Zumal: Die DDR-Bürger haben ohnehin schon Übung darin, im vormals versprochenen gemeinsamen Staat aller Deutschen ignoriert und übergangen zu werden. Auf dem Weg zur neuen Staatsräson, die sich von vermeintlich verletzten Gefühlen der nationalistisch gesinnten Ukrainer leiten lässt, gibt es für sie keinen Platz. Dieses Gefühl der Ohnmacht machte sich nach der Gerichtsverhandlung bemerkbar.

Obwohl der Kläger für die Gerechtigkeit tapfer gekämpft habe, sei zu befürchten, “dass wir auch in Zukunft in dieser faschistoiden Entwicklung in Deutschland leiden werden und mit Auflagen belegt werden”, sagte das DKP-Mitglied Thomas Geggel.

Also, das Schlimme ist, dass es überhaupt zu so einem Prozess kommt. Weil diese unsinnigen, menschenverachtenden, kriegerischen Auflagen jedes Gedenken an den Sieg der Sowjetarmee gegen das faschistische Deutschland und an die vielen, vielen Opfer – 27 Millionen Sowjetbürger sind ermordet worden, nicht gestorben. Und jetzt müssen wir uns dafür einsetzen, dass wir ehrlichen Herzens gedenken können.”

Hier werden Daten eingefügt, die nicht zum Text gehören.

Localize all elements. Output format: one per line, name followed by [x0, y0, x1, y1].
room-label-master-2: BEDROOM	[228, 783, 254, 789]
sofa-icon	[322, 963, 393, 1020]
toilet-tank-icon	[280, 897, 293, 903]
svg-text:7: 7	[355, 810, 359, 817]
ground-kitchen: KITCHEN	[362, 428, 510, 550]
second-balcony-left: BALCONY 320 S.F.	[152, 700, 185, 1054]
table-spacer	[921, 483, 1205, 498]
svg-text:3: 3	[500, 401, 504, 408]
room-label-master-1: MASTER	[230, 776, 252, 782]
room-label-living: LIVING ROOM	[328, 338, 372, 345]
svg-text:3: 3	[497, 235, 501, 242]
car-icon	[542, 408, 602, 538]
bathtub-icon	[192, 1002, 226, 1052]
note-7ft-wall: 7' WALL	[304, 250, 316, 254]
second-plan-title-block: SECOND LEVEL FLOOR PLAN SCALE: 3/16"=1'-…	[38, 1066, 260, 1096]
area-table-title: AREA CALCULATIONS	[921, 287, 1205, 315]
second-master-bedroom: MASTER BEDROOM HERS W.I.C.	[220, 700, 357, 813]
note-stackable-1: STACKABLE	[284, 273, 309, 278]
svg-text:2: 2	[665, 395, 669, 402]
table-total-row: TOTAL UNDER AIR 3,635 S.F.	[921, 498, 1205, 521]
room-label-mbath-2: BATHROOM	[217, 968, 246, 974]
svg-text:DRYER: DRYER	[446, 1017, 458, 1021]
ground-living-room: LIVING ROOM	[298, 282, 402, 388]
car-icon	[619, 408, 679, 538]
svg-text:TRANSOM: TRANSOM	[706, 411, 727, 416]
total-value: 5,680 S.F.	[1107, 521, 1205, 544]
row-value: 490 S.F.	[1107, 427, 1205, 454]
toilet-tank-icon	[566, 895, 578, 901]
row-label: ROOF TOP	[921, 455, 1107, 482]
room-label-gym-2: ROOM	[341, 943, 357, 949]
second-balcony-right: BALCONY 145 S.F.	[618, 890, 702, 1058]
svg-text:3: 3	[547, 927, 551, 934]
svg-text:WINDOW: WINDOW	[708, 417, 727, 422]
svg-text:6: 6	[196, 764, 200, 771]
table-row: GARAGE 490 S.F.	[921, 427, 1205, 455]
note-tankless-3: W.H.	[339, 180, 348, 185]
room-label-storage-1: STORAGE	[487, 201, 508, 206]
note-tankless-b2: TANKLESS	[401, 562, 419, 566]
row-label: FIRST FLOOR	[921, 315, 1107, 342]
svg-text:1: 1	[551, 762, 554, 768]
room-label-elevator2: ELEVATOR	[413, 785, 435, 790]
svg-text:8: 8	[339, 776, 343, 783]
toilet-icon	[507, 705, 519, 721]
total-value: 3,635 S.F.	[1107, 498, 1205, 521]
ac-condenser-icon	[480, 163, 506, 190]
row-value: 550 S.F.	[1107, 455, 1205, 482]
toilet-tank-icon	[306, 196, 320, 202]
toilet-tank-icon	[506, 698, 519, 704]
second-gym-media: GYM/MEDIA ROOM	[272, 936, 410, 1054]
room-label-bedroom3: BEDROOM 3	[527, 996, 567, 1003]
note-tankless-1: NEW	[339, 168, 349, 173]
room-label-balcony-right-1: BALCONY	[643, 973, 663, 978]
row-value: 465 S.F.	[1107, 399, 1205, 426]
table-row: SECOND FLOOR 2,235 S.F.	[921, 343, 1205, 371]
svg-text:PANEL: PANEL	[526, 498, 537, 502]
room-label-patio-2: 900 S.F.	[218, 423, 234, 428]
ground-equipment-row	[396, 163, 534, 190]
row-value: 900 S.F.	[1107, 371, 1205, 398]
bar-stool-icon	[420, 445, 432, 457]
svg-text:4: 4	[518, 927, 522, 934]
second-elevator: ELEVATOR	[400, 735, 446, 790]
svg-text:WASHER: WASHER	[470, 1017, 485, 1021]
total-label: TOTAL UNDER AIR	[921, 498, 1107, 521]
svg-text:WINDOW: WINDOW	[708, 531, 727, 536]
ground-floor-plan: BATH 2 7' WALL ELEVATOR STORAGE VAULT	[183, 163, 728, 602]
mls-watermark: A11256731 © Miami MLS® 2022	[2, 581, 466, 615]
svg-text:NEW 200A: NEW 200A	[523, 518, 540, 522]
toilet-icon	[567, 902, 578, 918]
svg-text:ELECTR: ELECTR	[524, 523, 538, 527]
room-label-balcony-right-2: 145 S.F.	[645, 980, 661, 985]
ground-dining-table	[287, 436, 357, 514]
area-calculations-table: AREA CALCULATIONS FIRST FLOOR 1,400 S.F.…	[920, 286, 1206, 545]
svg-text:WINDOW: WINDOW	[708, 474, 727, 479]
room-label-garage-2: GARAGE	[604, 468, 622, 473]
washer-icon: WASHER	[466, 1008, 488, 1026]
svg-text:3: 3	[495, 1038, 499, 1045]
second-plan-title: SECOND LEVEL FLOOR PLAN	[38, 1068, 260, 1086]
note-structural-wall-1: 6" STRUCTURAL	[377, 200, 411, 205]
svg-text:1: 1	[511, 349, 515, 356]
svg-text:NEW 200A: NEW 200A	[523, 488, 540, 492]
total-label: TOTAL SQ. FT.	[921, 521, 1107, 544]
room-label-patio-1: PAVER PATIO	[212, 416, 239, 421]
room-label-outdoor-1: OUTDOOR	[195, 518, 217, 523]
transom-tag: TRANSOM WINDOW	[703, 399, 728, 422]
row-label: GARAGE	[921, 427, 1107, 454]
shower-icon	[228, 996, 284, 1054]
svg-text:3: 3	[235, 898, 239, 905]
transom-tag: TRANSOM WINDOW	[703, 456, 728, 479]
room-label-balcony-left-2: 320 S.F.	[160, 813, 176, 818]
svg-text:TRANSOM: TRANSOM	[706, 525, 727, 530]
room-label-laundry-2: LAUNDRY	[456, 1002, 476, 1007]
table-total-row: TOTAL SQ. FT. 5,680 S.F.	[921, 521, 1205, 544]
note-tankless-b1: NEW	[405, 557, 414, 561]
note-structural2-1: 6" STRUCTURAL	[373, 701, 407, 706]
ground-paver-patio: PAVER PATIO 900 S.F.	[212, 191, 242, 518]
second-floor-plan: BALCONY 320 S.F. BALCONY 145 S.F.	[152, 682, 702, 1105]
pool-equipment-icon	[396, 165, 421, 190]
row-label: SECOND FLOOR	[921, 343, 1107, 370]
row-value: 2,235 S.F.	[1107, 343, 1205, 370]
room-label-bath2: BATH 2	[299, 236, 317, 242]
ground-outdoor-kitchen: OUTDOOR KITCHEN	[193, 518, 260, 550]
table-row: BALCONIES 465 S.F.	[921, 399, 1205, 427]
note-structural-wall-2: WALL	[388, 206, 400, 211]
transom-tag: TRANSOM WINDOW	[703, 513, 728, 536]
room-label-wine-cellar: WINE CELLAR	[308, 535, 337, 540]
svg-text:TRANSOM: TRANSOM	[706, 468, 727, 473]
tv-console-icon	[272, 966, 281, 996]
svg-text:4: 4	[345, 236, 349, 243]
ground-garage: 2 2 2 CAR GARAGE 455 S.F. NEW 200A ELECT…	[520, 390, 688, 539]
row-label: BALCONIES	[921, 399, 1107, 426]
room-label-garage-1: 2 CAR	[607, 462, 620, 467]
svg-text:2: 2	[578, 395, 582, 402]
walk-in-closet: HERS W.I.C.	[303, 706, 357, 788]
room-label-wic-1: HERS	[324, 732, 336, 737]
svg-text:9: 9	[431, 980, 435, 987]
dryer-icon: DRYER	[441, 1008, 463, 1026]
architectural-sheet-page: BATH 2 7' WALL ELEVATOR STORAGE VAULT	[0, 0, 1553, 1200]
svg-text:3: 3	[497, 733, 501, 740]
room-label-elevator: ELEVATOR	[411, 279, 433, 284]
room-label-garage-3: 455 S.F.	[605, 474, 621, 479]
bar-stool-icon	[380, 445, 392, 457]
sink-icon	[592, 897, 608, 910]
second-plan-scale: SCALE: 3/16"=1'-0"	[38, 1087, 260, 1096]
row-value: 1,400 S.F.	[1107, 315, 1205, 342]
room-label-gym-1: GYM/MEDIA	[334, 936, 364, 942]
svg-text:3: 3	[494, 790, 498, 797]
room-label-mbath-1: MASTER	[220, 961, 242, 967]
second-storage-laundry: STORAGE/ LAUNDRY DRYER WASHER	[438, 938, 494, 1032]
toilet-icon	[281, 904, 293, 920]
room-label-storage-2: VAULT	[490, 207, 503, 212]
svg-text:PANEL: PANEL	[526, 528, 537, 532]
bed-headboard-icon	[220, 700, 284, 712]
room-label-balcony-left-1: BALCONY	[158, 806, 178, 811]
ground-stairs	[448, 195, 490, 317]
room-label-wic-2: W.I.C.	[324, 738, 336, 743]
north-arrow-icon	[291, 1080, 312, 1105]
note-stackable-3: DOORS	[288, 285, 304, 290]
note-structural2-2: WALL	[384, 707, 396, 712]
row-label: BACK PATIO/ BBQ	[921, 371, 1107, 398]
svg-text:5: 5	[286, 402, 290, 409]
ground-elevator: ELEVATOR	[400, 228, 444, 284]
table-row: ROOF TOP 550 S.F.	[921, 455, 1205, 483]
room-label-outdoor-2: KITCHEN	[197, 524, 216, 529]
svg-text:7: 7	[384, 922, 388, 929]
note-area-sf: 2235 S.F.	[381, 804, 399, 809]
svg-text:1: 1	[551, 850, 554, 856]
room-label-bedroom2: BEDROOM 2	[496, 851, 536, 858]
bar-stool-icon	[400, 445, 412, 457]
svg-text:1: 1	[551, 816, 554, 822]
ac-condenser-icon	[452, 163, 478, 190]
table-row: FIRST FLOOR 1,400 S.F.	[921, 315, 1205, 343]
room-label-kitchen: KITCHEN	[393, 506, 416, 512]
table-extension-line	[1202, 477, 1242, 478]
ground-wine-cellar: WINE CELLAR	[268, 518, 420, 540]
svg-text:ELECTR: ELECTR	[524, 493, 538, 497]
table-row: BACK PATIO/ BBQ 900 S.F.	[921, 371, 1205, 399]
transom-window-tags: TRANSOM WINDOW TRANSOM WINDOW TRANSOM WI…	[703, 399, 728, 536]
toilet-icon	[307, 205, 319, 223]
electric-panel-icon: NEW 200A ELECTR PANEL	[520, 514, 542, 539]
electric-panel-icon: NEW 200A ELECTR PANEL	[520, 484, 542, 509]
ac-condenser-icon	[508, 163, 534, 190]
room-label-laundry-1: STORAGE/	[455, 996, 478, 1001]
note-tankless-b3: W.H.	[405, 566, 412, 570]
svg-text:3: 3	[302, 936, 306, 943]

Der 77-jährige Geggel regt sich zum Ende des kurzen Gesprächs auf, seine Stimme zittert, er schnappt nach Luft. Neben ihm stehen seine Ehefrau und andere Mitstreiter. Alle nicken zustimmend, er beruhigt sich. Thomas Geggel ist bekannt in der Friedensbewegung als “Jüdische Stimme für gerechten Frieden in Nahost”. Wegen Deutschlands “Staatsräson” war er in der Vergangenheit deshalb öfters mit polizeilichen Schikanen konfrontiert. Nun auch wegen Russland-Hetze. 

“Alle Weisheit der Welt ist nicht eine einzige Kinderträne wert”, sagte einmal Iwan Karamasow bei Dostojewski. Gilt das nicht etwa auch für die Alten?! Für diejenigen, die ihr Leben diesem Land gegeben haben? Mit ihrer Leistung, ihren Kindern, ihrer Gestaltungskraft. Kinder und Alte gehören gleichermaßen zu den Schutzbedürftigen der Gesellschaft. Manche haben neben DDR- auch noch ihre Kriegserfahrung in Erinnerung und wollen, dass ihre Meinung gehört wird. Doch die entscheidende Stimme gehört in diesem Land schon lange den anderen, nicht unbedingt Deutschen, und auf jeden Fall denjenigen, die das historische Gedächtnis auflösen und in ihrem manipulativen Sinne umwidmen möchten.